By R. K. Narayan (1906-2001)– A friend brought me this book from a trip to India, where the acclaimed author is well appreciated for his classic tales. They combine a deceptively simple narrative style and acute perceptions of human nature in all its absurdity and poignancy. Graham Greene was an early Narayan admirer and helped bring his work to attention in the West.
In this novella, the hero, Margayya, although indubitably Indian, also is “a type which should have taken its place long ago in world literature because he exists everywhere.” Margayya, whose name means “the one who showed the way,” indeed does show the way, although his ultimate destination is not what he hopes or has planned. His story begins in his early career, sitting daily underneath a banyan tree at the center of his dusty village with his small box of forms and pens, helping peasants sort their finances, brokering loans, and earning barely enough to keep his wife and adored son, Balu, in food.
Over the course of the book, his financial prospects greatly improve, Balu grows up, and Margayya rises to great heights on the back of his miraculous financial innovation that the reader recognizes as, essentially, a Ponzi scheme. But ungrateful Balu proves Margayya’s undoing, and the lesson stretches beyond the financial calamity it produces: “The only element that kept people from being terrified of each other was trust—the moment it was lost, people became nightmares to each other.”
As the plot winds toward the inevitable, Margayya’s vanities, his obliviousness disguised as business acumen, and the jockeying for advantage of everyone around him—in an economic environment where so little advantage is to be had—provides ample fodder for the kind of laugh-at-ourselves “humour that knows no national boundaries,” says Der Kurier, Berlin, also the source of the earlier quote.

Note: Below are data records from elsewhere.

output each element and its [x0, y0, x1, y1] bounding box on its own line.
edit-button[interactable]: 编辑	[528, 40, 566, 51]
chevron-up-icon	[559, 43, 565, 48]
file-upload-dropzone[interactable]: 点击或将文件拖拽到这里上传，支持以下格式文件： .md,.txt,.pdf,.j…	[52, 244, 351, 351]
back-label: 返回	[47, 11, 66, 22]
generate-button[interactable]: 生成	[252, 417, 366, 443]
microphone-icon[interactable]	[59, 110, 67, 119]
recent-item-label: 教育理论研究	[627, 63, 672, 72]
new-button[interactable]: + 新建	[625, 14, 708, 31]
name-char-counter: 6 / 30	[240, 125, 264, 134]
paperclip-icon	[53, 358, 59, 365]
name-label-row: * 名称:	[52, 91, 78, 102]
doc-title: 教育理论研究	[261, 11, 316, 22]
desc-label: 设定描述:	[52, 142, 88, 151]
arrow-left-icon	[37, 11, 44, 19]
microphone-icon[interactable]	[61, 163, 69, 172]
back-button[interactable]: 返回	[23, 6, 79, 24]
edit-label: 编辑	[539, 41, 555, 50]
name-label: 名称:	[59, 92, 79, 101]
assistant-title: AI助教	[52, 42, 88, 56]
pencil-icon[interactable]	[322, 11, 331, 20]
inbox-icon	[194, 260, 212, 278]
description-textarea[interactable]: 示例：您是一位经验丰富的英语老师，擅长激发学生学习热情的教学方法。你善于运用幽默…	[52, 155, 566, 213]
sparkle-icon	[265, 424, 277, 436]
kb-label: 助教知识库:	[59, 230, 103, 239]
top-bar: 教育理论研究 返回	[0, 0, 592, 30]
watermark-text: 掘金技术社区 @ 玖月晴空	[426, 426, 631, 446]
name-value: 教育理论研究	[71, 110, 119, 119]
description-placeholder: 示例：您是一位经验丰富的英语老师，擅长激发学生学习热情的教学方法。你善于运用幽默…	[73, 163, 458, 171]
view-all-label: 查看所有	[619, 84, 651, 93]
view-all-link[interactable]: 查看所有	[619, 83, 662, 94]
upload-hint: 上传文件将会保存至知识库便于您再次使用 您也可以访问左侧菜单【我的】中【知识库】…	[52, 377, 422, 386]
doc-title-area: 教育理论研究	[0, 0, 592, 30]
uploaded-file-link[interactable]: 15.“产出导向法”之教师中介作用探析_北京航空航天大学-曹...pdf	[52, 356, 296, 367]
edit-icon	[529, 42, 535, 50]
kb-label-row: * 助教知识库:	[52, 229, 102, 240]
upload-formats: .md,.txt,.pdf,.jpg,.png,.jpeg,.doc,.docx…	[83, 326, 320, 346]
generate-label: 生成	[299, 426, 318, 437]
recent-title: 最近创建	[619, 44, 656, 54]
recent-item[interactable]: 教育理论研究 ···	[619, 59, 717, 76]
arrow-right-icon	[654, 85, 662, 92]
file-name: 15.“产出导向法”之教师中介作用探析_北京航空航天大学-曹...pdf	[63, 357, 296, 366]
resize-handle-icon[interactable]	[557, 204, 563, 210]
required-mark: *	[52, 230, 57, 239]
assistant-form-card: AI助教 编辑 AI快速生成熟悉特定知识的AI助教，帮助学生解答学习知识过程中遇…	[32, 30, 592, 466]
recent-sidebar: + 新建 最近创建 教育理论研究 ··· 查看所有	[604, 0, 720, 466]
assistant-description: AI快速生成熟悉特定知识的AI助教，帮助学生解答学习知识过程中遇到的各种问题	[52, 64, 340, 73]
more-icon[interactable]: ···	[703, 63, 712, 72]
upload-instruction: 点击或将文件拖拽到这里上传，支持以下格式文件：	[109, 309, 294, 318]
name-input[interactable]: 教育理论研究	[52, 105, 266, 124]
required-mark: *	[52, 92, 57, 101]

The story takes place in the mid-1920s to 1940s, when colonial rule in India was drawing to a close and the country’s legendary legacy of bureaucracy was increasingly entrenched. This exchange between two of Margayya’s acquaintances sums up the incessant frustrations:
The first man is commenting on his difficulties getting a nuisance business moved somewhere else: “. . . you know what our municipalities are!”
Second man in an aside to Margayya: “He is himself a municipal councillor for this ward . . . and yet he finds so much difficulty in getting anything done. He had such trouble to get that vacant plot for himself—”
First man: “I applied for it like any other citizen. Being a municipal councillor doesn’t mean that I should forgo the ordinary rights and privileges of a citizen.”
Well said. I laughed out loud.
In the introduction to another of his books, Narayan says that in India “the writer has only to look out of the window to pick up a character and thereby a story,” and in Margayya he has selected an unforgettable protagonist and packed his tale with humanity.